User count
User count is kind of an important figure to have when comparing these numbers. Without that, they are just numbers with no real meaning.
The vast majority of London Councils use Oracle as their ERP provider, but some bodies are splashing out less than £15,000 while others are forking out £500,000, according to research. The findings were based on Freedom of Information responses sent to enterprise IT business TmaxSoft, which quizzed 27 councils. Of those, 92 …
That and what 'an Oracle licence' is would help. And what applications are then run on it. Which will differ widely.
Third time a variant of this story has been run (at least). Central government, then police, now local government. It was nonsense first time. It's still nonsense.
There is no such thing as an "Oracle license", it's bound to vary with product, system size, number of users, etc. This is a little like pointing out that a "household" in Westminster spends less on, say, tea than a "household" in Birmingham, and ignoring the likely difference in household size and makeup.
Which one of the many hundreds of SKUs are you referring to?
Almost all Oracle software is available to be licensed as either on a per-core basis (with a minimum number of users per core) or on a named user basis. In almost every case it is cheaper to license production systems on a per-core basis and non-prod on named users.
However, as others have pointed out, without specifying which products are being referred to this study is completely meaningless. Price list prices on products varies from less than $10k USD per core to $250k USD or more.
It's like saying that some people pay more for a car than other people. If the council pays twice the price for a specific model of Ford Focus that would be news. To say that a council pays more for a lorry than a person pays for a car is not news.

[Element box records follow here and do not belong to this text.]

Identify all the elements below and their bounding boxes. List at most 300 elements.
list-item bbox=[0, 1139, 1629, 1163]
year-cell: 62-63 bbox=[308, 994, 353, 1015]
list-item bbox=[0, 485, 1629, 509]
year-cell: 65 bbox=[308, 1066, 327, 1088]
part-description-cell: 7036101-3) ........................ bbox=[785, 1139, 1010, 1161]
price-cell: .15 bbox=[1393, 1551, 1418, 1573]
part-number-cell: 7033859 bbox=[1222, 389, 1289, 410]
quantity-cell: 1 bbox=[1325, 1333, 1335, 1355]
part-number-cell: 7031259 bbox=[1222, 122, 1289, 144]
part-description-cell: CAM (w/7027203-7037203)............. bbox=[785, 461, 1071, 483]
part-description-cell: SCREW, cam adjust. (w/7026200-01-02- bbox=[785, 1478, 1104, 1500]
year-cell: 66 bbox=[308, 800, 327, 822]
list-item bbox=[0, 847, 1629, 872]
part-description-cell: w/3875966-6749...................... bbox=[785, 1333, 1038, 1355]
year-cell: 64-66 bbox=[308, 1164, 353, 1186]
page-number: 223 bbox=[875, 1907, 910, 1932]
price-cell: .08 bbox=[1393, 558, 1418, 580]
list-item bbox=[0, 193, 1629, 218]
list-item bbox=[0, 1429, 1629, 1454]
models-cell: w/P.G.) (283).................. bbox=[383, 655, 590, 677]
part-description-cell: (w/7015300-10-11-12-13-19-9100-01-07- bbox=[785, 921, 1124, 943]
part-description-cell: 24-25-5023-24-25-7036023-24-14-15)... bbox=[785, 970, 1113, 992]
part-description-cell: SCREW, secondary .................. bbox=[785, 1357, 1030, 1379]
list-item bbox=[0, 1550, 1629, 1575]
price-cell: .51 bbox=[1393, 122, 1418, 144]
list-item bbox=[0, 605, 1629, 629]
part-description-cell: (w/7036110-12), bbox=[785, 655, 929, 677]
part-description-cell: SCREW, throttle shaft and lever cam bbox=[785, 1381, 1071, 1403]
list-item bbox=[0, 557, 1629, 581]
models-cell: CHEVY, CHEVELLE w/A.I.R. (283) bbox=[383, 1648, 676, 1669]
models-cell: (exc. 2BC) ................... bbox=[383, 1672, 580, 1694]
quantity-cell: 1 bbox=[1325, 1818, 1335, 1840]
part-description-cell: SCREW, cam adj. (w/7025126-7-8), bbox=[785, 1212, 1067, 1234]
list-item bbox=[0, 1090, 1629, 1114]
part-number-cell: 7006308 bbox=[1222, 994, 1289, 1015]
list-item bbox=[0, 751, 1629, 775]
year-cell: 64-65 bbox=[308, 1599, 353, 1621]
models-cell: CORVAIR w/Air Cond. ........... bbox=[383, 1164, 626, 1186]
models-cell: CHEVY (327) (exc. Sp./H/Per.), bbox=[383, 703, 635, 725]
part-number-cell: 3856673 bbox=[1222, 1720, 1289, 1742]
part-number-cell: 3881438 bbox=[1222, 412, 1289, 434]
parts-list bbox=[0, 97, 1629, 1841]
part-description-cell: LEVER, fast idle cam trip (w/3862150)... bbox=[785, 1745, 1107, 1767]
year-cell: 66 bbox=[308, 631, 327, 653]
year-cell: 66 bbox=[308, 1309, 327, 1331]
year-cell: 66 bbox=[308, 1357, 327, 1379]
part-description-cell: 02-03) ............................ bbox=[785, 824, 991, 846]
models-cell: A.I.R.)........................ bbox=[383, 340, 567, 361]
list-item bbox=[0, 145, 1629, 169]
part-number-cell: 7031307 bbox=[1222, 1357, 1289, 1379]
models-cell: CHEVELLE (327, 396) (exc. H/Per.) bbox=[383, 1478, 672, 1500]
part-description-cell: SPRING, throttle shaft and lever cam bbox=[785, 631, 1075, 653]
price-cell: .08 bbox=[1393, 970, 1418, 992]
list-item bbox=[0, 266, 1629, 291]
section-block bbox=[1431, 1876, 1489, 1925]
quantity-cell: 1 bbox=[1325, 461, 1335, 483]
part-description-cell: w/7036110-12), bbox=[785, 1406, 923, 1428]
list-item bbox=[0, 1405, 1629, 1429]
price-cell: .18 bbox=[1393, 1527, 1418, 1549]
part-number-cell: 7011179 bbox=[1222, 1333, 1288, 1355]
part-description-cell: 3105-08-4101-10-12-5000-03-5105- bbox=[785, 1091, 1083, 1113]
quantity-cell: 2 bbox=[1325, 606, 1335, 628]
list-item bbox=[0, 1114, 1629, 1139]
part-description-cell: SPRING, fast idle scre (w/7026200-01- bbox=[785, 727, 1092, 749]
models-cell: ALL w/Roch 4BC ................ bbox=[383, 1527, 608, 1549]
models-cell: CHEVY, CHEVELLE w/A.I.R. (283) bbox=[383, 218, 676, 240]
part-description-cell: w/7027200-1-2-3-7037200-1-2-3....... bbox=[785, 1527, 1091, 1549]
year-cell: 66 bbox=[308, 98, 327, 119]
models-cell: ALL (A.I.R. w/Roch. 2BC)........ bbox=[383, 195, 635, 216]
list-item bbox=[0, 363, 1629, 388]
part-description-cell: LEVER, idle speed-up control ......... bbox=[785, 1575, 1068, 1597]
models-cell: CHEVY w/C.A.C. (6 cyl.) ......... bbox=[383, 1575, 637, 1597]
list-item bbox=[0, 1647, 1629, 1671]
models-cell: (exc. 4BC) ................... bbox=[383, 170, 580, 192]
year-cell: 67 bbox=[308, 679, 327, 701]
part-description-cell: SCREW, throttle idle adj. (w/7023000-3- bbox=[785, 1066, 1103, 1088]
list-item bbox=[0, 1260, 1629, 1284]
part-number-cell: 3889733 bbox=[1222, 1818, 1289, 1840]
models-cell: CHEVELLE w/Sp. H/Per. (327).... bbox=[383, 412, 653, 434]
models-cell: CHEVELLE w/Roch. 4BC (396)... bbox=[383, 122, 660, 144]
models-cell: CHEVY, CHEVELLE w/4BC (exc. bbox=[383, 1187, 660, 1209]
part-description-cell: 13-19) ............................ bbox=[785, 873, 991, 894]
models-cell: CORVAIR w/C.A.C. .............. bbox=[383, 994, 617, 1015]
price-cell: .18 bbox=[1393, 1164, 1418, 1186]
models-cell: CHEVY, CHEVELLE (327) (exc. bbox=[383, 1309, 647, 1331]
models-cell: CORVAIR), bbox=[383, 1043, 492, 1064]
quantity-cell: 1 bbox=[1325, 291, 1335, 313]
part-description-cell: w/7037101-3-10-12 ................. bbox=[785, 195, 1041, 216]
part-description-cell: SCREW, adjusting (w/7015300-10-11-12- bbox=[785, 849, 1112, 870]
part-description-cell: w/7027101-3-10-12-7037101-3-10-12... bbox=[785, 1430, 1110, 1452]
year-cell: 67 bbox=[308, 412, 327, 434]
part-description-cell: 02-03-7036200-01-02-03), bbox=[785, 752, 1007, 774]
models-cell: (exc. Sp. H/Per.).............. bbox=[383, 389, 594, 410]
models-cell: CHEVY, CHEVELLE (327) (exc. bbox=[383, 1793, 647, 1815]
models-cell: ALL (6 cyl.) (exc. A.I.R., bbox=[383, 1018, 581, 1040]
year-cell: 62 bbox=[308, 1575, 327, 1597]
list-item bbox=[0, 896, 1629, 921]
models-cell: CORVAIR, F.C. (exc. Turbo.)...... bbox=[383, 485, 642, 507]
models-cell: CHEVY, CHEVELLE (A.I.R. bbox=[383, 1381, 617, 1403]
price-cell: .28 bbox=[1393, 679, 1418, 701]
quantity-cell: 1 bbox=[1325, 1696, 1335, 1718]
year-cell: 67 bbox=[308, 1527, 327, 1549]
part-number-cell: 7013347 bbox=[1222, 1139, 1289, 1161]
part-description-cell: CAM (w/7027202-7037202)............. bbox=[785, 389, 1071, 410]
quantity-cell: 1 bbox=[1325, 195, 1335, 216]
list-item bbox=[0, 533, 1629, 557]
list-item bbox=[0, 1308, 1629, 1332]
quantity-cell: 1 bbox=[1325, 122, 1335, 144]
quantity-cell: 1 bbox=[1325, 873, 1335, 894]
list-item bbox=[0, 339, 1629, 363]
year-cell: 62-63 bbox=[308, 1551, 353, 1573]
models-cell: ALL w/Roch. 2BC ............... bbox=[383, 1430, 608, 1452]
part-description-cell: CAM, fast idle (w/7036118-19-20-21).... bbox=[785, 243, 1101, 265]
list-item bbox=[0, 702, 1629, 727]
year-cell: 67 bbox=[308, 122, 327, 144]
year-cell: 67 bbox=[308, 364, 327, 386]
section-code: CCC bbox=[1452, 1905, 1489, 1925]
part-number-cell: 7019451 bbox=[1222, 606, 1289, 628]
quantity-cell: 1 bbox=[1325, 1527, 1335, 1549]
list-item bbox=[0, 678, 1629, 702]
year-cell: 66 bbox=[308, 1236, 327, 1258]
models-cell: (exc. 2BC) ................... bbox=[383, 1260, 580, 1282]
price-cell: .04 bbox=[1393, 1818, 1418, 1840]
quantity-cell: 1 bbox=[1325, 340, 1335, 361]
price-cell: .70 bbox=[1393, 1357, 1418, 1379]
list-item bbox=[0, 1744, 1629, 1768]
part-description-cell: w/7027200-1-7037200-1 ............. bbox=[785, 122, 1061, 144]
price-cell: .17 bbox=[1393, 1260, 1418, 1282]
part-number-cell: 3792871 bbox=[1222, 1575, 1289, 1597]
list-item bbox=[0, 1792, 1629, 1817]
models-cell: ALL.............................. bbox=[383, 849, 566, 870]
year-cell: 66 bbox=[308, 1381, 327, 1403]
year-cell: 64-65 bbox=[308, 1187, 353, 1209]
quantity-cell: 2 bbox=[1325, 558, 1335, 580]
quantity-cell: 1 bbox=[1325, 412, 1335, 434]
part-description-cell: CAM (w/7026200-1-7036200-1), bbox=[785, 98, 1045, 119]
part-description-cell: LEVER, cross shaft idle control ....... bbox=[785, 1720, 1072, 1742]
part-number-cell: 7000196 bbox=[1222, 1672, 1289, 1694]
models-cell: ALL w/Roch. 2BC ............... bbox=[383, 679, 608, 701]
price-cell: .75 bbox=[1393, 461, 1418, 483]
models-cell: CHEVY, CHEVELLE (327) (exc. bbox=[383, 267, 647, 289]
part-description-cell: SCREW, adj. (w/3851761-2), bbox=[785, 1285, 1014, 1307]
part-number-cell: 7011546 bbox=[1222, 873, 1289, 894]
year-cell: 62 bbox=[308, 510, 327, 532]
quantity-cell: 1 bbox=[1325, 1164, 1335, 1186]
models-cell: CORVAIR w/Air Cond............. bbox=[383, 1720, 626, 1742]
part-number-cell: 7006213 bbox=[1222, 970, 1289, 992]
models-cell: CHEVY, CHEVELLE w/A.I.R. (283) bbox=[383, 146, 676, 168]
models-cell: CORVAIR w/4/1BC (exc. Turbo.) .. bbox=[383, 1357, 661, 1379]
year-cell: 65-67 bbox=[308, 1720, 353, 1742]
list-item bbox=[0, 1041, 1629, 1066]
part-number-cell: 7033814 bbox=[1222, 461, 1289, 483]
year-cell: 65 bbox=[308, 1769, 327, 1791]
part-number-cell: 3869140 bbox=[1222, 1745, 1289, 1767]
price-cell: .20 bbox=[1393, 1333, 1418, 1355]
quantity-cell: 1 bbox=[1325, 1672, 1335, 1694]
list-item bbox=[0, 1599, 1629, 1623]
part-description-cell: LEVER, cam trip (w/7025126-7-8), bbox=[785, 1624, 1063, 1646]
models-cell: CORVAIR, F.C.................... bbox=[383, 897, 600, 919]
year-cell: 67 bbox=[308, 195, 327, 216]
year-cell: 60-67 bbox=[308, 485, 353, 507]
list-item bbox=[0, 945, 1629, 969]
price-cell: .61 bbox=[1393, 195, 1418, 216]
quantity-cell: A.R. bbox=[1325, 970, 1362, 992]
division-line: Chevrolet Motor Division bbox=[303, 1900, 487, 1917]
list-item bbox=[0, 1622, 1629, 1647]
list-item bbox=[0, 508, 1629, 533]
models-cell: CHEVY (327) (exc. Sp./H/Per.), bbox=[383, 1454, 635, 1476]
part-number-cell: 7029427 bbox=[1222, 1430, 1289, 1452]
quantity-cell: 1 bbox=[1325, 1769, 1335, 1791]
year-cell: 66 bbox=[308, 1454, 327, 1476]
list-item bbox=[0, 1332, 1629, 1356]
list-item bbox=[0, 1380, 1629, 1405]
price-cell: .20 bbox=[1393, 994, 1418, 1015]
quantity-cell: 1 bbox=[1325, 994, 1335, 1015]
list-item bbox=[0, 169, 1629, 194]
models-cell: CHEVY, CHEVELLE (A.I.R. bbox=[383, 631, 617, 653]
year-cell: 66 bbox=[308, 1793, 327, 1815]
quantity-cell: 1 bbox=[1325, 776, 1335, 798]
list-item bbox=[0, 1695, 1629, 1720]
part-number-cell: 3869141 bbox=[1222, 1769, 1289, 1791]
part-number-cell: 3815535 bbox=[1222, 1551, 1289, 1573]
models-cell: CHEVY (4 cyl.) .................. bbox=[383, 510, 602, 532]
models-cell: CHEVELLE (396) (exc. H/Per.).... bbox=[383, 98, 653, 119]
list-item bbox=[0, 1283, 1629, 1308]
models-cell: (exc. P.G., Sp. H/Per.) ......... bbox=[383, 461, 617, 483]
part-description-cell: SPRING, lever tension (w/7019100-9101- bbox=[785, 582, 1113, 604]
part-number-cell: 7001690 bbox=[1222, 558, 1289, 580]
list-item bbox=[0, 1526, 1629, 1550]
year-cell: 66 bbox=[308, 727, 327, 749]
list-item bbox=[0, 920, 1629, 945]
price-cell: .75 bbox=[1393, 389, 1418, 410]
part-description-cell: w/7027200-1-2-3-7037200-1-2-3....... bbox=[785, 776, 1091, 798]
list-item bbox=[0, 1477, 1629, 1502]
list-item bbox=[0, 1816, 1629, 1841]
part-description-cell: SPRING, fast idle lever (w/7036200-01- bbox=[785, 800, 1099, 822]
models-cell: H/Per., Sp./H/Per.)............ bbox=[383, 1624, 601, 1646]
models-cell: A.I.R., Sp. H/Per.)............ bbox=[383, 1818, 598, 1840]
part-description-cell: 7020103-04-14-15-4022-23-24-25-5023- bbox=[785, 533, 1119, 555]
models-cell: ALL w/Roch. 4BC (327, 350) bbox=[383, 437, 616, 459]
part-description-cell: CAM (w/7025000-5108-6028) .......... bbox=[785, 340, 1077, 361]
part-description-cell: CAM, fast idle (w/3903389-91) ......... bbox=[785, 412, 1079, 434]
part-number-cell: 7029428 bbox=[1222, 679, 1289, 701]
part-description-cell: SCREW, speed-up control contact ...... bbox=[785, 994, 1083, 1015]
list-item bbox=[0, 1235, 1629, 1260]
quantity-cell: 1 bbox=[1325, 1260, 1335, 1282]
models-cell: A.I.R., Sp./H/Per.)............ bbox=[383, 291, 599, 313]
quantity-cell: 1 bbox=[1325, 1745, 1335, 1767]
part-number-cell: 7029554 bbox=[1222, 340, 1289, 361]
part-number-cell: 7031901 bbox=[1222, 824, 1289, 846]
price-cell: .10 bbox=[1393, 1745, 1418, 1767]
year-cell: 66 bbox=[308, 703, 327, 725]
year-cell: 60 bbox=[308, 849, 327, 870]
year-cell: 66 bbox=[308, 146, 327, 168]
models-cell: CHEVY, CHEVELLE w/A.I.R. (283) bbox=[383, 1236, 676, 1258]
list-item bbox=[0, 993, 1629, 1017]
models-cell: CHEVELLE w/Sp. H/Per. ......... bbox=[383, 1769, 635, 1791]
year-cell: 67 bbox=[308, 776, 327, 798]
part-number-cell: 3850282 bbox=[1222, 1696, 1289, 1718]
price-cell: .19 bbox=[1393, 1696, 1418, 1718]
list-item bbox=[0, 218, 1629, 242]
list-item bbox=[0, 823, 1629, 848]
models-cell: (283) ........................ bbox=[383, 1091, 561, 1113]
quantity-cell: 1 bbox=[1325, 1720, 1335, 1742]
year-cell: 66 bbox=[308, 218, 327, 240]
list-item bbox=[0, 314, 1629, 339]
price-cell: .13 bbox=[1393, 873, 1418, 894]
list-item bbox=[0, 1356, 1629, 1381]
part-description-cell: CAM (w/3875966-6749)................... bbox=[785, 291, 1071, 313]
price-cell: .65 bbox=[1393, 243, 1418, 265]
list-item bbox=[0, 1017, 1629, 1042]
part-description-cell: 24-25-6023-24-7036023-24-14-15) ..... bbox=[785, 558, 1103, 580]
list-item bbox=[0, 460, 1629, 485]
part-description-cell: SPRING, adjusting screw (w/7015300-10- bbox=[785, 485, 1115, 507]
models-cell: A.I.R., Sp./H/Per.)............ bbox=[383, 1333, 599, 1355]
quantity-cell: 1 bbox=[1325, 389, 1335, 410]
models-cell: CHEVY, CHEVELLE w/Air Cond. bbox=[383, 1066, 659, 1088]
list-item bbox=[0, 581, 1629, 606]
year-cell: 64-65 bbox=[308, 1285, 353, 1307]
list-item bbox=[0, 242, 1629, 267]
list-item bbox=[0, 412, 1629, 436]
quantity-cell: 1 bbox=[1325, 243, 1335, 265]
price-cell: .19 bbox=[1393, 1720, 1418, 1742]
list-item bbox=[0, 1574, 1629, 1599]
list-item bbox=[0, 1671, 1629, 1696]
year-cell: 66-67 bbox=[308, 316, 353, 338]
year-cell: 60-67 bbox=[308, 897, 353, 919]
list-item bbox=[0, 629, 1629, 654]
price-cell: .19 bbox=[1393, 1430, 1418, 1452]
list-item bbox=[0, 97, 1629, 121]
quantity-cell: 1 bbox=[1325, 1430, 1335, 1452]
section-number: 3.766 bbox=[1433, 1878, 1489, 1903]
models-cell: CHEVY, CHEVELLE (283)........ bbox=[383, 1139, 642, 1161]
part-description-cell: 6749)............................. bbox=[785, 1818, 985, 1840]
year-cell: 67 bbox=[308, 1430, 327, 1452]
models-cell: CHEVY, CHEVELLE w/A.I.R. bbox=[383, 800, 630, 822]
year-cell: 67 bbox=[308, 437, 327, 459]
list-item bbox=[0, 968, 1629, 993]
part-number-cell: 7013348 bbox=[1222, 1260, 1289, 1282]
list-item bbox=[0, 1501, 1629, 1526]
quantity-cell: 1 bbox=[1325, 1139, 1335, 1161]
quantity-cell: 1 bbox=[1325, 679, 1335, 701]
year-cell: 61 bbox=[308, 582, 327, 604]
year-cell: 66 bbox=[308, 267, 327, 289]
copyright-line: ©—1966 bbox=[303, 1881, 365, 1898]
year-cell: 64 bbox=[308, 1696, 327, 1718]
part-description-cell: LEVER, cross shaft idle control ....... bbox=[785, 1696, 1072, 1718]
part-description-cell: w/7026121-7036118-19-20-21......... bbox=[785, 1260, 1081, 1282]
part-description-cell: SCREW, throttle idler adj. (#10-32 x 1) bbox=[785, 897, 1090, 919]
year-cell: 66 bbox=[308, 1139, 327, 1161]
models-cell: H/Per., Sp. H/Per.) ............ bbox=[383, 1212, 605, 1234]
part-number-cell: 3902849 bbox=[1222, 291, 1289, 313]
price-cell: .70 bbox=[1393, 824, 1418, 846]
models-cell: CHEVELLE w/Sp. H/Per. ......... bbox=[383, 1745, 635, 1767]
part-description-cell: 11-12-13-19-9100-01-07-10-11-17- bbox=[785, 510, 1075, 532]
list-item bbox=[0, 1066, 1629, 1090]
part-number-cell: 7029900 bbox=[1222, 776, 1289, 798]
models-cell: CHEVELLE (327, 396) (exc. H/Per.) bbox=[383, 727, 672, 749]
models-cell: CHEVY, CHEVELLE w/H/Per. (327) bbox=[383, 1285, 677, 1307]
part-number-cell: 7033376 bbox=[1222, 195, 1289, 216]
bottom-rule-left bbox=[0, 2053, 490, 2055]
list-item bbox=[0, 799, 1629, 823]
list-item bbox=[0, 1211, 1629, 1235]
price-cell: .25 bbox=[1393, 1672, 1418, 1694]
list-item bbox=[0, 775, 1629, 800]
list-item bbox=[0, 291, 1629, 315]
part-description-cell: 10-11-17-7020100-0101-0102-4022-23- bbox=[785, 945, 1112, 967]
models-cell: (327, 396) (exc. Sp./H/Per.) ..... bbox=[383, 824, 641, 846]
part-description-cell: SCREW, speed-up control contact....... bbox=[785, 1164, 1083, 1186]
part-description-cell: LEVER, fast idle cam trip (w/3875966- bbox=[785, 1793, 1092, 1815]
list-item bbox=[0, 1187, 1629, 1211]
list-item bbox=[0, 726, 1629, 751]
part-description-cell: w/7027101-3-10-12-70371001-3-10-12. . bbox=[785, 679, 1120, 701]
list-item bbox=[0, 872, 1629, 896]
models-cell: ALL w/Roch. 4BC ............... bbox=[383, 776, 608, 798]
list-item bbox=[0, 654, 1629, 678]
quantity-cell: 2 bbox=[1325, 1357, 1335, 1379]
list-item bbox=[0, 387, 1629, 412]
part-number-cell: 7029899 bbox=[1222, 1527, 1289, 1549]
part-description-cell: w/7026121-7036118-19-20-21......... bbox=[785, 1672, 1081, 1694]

So, you require a robust database and you buy Oracle so you are paying to license software and services, but my question is why not use PostgreSQL or other opensource database and use the 100 thousand + in Oracle costs to higher a couple of good database administrators with expertise in that software to develop it. The money then stays in the community and you already have those administrators that work your Oracle database(s) who can learn the differences.
The article refers to the licencing of Oracle ERP. i.e Applications such as Oracle Financials, Procurement, iExpenses. These are designed and configured to run on an Oracle database so PostgreSQL, whilst it could be used for in-house database uses wouldn't work behind Oracle eBusiness Suite.
Have you tried to hire a PostgreSQL or other open source database admin at local authority pay scales?
I have. It's not possible. People with those skills want to work elsewhere, people who work in local authorities are (for the most part) not interested in or not able to get the skills in these alternate applications.